Diz ele que o problema do seu partido não é nem o isolamento na oposição a que parece estar fadado na medida em que uma parte dos políticos tucanos, ligados aos governadores Aécio Neves e José Serra, vai arrastando a asa para o Planalto.

Mais grave para o DEM, o ex-PFL, é que a sua base social, o agronegócio – representado no Congresso pela chamada base ruralista – só tem a ganhar com o empenho do presidente Lula em promover o biocombustível, pressionando os Estados Unidos para abrir o seu mercado ao etanol brasileiro.

E daí? Daí que, explica Alceni, ‘o partido, que não tem eleitorado urbano, nem vocação para o lado social da política, não ficará apenas encurralado. O DEM pode desaparecer.’

Se a cartada do biocombustível levar a mesa, raciocina o deputado, haverá pencas de recursos para o governo alavancar a economia em grande escala. Esse cenário poderá ter duas consequências.

Uma, no Congresso: a bancada do agronegócio, ‘efusiva’, não terá o menor interesse em criar problemas para o Planalto. Outra, nas urnas: ‘os votos do setor vão nos faltar nas próximas eleições.’

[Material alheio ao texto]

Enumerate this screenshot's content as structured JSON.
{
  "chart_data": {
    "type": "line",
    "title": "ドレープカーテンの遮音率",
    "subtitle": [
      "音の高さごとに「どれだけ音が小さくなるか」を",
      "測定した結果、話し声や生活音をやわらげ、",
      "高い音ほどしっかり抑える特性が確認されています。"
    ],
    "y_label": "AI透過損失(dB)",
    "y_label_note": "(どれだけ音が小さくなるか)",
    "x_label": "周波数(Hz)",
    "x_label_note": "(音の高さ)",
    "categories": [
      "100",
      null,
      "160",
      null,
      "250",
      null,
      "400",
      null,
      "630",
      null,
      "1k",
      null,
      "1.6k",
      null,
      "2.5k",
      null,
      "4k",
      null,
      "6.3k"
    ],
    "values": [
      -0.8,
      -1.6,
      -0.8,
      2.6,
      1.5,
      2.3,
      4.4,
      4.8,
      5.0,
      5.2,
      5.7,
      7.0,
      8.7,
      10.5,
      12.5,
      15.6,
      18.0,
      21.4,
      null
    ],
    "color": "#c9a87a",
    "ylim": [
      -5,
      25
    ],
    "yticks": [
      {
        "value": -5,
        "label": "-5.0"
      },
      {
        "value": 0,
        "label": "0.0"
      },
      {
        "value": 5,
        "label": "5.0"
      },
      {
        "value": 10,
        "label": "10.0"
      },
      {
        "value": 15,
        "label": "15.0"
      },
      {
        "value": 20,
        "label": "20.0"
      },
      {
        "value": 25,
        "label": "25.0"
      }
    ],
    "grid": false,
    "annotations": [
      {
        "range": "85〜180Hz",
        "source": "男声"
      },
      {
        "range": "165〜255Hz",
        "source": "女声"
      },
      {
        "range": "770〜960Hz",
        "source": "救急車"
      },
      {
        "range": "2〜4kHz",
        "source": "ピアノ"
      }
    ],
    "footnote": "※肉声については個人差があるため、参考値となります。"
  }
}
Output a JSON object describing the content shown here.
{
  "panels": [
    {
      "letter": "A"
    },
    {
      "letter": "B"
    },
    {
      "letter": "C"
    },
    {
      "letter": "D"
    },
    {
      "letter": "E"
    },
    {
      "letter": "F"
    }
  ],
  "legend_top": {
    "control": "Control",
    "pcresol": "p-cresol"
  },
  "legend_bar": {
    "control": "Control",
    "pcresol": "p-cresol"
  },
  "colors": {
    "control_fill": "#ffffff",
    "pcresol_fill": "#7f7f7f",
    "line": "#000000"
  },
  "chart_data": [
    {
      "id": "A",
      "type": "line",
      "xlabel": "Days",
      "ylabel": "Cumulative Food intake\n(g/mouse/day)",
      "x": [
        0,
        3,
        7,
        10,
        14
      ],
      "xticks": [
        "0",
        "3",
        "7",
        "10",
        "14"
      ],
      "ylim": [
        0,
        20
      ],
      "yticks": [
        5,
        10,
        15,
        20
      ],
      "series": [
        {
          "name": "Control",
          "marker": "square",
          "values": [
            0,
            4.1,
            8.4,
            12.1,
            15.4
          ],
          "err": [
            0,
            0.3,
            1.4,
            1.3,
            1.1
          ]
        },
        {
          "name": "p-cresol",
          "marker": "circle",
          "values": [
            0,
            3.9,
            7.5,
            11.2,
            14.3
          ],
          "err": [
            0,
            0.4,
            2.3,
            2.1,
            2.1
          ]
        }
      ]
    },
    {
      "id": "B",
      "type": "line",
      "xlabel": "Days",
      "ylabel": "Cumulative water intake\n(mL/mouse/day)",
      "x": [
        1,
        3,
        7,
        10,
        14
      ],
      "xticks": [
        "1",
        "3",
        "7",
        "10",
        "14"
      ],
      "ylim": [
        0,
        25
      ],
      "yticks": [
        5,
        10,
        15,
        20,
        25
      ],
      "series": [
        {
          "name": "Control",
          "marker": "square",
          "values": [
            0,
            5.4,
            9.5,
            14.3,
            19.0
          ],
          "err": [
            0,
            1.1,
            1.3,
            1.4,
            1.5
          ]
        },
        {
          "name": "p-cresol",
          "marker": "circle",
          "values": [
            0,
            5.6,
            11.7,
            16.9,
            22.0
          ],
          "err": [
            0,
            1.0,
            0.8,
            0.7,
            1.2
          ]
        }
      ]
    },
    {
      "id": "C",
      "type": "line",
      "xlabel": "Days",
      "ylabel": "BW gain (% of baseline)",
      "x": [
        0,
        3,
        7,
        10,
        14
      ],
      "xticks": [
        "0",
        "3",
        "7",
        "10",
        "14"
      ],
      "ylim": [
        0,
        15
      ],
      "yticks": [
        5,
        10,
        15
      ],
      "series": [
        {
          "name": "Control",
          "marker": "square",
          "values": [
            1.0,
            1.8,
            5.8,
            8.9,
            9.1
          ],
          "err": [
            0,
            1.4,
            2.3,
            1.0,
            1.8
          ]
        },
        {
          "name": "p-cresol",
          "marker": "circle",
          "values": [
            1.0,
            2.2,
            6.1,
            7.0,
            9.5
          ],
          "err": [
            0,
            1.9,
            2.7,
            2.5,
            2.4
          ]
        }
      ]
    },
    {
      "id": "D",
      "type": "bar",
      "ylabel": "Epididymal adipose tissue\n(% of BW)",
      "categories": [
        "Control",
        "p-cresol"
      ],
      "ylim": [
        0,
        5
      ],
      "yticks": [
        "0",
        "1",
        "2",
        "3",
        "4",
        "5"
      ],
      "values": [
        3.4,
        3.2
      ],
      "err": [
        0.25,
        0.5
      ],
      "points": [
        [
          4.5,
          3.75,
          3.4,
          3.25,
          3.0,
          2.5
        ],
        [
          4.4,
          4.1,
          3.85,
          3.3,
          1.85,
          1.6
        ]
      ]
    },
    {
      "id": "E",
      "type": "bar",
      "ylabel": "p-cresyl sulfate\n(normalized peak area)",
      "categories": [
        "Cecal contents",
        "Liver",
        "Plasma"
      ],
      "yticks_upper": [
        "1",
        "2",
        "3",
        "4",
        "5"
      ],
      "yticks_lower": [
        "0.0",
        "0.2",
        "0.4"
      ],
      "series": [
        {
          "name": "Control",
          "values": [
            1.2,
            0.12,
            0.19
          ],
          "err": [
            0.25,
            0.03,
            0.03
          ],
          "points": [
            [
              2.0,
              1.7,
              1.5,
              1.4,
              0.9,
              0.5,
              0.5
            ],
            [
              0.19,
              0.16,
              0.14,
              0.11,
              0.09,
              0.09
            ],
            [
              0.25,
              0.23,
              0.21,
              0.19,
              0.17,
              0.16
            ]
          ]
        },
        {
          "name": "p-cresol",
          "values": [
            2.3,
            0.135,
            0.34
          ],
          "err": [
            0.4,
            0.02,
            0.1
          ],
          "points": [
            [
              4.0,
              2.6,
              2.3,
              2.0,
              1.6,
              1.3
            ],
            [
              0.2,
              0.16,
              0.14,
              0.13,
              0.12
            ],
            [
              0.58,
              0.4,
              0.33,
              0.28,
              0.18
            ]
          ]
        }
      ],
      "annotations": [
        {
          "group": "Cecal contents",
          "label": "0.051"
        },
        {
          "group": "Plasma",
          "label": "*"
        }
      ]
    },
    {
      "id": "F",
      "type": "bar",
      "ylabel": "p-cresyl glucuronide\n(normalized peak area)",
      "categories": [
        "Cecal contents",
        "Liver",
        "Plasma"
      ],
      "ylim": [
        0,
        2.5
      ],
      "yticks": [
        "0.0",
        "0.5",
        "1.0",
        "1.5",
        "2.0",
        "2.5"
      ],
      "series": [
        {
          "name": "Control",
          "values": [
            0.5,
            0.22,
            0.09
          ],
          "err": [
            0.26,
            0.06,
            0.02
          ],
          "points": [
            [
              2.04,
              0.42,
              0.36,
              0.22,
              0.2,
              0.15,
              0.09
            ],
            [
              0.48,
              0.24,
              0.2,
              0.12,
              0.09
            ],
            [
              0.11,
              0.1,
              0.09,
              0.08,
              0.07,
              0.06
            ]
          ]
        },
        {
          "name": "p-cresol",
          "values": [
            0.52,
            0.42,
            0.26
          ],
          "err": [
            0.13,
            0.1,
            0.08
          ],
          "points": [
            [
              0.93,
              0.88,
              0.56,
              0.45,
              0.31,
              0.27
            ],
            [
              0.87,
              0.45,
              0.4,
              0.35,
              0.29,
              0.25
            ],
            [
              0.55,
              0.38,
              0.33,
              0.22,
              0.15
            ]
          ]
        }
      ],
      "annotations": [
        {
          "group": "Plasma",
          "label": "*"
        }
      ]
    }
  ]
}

E Alceni arremata: ‘Neste caso, o DEM terá o mesmo destino do Partido Libertador de Raul Pilla, que fez fez oposição ao governo JK: vai desaparecer.’

Hoje, o Estado volta a falar da bancada ruralista. Com base numa pesquisa, o jornal informa que ela passou a abarcar este ano 20% dos 513 deputados e 15% dos 81 senadores. E a matéria passa a falar de outros grupos de interesses no Congresso. Nenhuma tentativa de explicar aquele crescimento.

Terá ou não relação com a política do governo para o agronegócio? Poderá ou não tirar o gás do oposicionismo do velho PFL rebatizado? Enfim, nada sobre as causas, nada sobre as possíveis consequências.

Escrevi acima que o assunto não é de tirar o fôlego, e o leitor que chegou até aqui haverá de concordar. Mas nem por isso os jornais estão isentos de pesquisar e dar ao leitor o contexto da notícia que lhe diz respeito. É para isso que existem hoje em dia.